RTM3D icon indicating copy to clipboard operation
RTM3D copied to clipboard

Training get stuck on line 74 'log_dict_train, _ = trainer.train(epoch, train_loader)'

Open mertmerci opened this issue 3 years ago • 4 comments

Hello,

I am trying to run the main.py file for training but training stuck at line 74 log_dict_train, _ = trainer.train(epoch, train_loader). The strange thing is the when I check the GPU utilization, I see that the GPUs are still 100% in use. Also when I debug, I see that the losses are calculated but they are neither printed in the console nor the logger file.

I am using Cuda version 11.2, maybe this is the problem but I do not think so. Do you have any ideas or suggestions for me to solve this issue?

Thank you in advance.

mertmerci avatar Mar 09 '21 11:03 mertmerci

We are also using 11.2 so that is not the issue. If you send the error, I could possibly be of some help.

sparro12 avatar Mar 15 '21 17:03 sparro12

I do not get a run time error. However, I cannot obtain the losses or even see the epochs. I attached the output of the main.py below. I inserted some print lines for debugging; as it can be seen the code terminates after line 74 without finding any losses or proceeding with multiple epochs. Screenshot 2021-03-15 at 23 40 32

mertmerci avatar Mar 15 '21 22:03 mertmerci

Before going down the rabbit hole, my best guess would be there is an error with the torch version. I would reinstall torch on that repo. Better yet, since you're not too far into the setup, I would reclone the repo and make sure you select the correct torch version when you set it up. Maybe even redo the Conda environment.

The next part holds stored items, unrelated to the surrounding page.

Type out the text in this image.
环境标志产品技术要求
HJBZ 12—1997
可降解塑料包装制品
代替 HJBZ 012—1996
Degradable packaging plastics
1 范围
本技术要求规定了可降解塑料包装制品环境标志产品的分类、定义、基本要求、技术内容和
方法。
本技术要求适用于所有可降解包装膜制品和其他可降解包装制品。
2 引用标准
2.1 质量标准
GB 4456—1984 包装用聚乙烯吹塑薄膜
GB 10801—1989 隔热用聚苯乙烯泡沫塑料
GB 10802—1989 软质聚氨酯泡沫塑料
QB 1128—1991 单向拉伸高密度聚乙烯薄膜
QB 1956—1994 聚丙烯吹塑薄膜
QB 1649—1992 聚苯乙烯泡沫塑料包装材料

One thing that is noteworthy is that when running DCNv2, it failed for us. So, we had to reclone the DCNv2 repo in the link provided in the install.md. The DCNv2 is precompiled when cloning KM3D and uses CUDA 8.0. However, if you want to run 11.2, you'll need to reclone just the DCNv2 part and keep in the same location as the old one. Then continue on with the rest of instructions.

sparro12 avatar Mar 16 '21 20:03 sparro12

Thank you for your kind response. DCNv2 does not contribute to the problems I think because I am trying to run the training without using the models that have DCNv2, just using basic resnet-18 or dla-34.

I am using Ubuntu18, maybe this can cause a problem. Now, Ubuntu16 is installed on the machine, I will try to run it and post the result here.

mertmerci avatar Mar 28 '21 15:03 mertmerci